Al final, acorralado con mi interrogatorio, solo logró balbucir una torpe despida y salió casi huyendo de mi lado.
Me encontré triste y abatido. Todo el frío del ambiente se metió en mi cuerpo. Pensé que no valía la pena, que solo había sido otro más, una nueva muesca en la joven pistola de aquel muchacho. Posiblemente ni se acordaba de aquel atardecer cuando gozó con el cuerpo de otro hombre protegidos por la penumbra. En ese momento, vino a mi memoria mi pasado y comprendí.
Debo olvidar. Estoy seguro que con el tiempo lograré hacerlo. En realidad, solo pasaron tres meses desde que lo vi, aún es pronto.
Hoy es lunes, de nuevo vuelvo a la monotonía del trabajo.
La secretaria del juzgado me pasa multitud de papeles y escritos que debo firmar, luego comenta que tengo dos casos desagradables para resolver. Le digo que me ponga al día.
Las ganas de complacerme le hacen sonreír mientras comienza a hablar. No recuerda los datos, se disculpa y va a la otra habitación del juzgado a recoger los autos. Los ojea y mientras lo hace, se coloca a mi lado.
Escoge entre ambos el que considera más morboso. Yo la escucho sentado en mi sillón y esbozo una leve sonrisa. Oculto la boca con una mano para que no considere ofensiva la expresión de mi cara.
Me relaja oír su voz cálida, de mujer madura, casi maternal. Pongo mirada interesada aunque presto poca atención a lo que cuenta. Mi mente esta distraída pensando en otros agradables recuerdos.
Mientras escucho las incidencias del primer caso, comienzo a sentir una incómoda sensación que me oprime el pecho. Tengo un desagradable presentimiento. De repente, un temblor recorre mi cuerpo y pierdo parcialmente la conexión con la realidad que me rodea. Mi cara palidece y noto que un sudor frio empieza a cubrir mi frente.
Con dificultad logro entender lo que dice a continuación mi secretaria. Refiere con voz pausada que se trata de un desagradable accidente ocurrido hace pocos meses.

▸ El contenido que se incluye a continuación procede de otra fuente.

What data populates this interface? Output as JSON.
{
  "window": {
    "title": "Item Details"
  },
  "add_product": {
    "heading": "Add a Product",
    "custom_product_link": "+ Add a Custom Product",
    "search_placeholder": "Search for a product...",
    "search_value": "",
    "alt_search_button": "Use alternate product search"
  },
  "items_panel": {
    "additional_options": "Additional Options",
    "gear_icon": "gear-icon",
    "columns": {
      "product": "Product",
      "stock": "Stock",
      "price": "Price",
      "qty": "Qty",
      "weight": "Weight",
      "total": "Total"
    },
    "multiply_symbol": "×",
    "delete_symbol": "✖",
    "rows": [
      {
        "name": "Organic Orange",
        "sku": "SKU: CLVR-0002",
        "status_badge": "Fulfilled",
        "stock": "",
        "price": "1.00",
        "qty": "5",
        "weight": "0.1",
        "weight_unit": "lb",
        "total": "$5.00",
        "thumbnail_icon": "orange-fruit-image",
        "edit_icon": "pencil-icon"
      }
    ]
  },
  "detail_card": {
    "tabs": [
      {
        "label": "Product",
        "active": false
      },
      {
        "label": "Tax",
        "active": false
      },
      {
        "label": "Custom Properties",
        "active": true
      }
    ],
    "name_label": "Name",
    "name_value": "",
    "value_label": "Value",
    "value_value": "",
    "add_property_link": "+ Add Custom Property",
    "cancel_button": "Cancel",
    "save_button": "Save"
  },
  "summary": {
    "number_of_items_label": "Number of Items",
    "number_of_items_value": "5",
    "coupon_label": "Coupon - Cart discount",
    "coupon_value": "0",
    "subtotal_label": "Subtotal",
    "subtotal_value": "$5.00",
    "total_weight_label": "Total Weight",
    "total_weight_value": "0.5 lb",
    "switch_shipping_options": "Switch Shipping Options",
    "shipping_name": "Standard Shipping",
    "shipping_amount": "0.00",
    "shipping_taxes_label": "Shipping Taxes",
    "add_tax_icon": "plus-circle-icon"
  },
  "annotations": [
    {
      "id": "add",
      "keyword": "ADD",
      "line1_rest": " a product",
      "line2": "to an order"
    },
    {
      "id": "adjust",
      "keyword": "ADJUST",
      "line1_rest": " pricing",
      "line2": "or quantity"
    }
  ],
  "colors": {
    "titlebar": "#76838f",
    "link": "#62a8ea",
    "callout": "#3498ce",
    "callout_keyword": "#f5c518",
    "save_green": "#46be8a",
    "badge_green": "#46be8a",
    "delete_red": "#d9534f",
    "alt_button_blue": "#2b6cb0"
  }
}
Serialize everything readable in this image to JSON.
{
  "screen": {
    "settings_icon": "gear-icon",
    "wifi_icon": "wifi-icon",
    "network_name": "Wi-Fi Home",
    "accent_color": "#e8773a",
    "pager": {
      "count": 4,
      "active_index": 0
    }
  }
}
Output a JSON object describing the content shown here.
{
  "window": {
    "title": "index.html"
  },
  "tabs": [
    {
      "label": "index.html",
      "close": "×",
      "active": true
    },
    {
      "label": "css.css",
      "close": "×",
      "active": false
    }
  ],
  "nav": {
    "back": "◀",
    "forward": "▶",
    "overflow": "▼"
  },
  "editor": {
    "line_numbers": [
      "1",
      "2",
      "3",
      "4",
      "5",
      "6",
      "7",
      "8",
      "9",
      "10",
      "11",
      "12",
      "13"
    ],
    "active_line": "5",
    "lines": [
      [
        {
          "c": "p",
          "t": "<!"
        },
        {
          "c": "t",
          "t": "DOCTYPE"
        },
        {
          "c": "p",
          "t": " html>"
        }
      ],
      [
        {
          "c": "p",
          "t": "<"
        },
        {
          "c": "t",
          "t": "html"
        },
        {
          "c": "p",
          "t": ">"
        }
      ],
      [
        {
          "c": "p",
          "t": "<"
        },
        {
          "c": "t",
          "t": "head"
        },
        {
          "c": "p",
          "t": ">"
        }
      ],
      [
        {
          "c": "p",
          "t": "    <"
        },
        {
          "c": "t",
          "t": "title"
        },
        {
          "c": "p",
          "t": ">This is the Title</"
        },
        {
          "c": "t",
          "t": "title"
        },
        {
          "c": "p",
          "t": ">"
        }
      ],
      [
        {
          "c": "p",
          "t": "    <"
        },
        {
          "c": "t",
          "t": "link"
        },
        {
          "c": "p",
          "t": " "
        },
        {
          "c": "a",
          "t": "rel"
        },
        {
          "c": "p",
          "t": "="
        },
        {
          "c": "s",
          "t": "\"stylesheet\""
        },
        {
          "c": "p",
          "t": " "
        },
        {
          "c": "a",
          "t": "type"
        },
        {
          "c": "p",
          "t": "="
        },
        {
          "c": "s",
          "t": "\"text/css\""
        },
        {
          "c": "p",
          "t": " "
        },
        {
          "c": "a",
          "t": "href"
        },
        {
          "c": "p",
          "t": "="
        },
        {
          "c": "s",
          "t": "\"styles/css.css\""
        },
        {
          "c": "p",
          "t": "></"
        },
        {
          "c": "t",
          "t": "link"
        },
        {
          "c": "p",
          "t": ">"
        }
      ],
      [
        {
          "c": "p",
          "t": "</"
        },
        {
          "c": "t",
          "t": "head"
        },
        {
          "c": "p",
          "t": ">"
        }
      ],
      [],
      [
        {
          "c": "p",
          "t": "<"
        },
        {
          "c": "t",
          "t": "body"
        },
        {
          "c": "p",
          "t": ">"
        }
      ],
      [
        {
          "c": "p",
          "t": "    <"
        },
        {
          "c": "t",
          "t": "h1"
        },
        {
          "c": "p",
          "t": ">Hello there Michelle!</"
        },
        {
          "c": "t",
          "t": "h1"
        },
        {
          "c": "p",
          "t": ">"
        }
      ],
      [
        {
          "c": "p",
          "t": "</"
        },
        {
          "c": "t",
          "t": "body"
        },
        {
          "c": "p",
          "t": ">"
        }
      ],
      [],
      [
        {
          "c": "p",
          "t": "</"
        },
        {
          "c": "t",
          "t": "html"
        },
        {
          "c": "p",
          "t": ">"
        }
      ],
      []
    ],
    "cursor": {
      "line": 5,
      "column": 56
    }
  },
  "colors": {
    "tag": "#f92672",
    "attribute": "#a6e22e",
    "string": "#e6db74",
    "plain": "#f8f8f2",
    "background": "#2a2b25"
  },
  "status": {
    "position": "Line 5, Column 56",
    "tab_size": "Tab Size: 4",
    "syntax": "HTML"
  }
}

Al parecer el conductor del coche tenía un nivel alto de alcohol en sangre, dato que fue confirmado en la posterior prueba de alcoholemia. Está demostrado que la velocidad del coche era claramente excesiva.
En el accidente fue atropellado un joven de 19 años, moreno, de complexión atlética. El atestado levantado por la policía refiere que fue arrollado por el coche cuando salió corriendo de un parque e intentó atravesar la calle.
A pesar de las medidas de reanimación practicadas, falleció instantes después de ser ingresado en el hospital debido a las graves lesiones internas que presentaba.
Lesiones que figuran bien detalladas en el informe anexo del forense tras la necropsia realizada.
Según consta en los autos, el muchacho se llamaba Juan.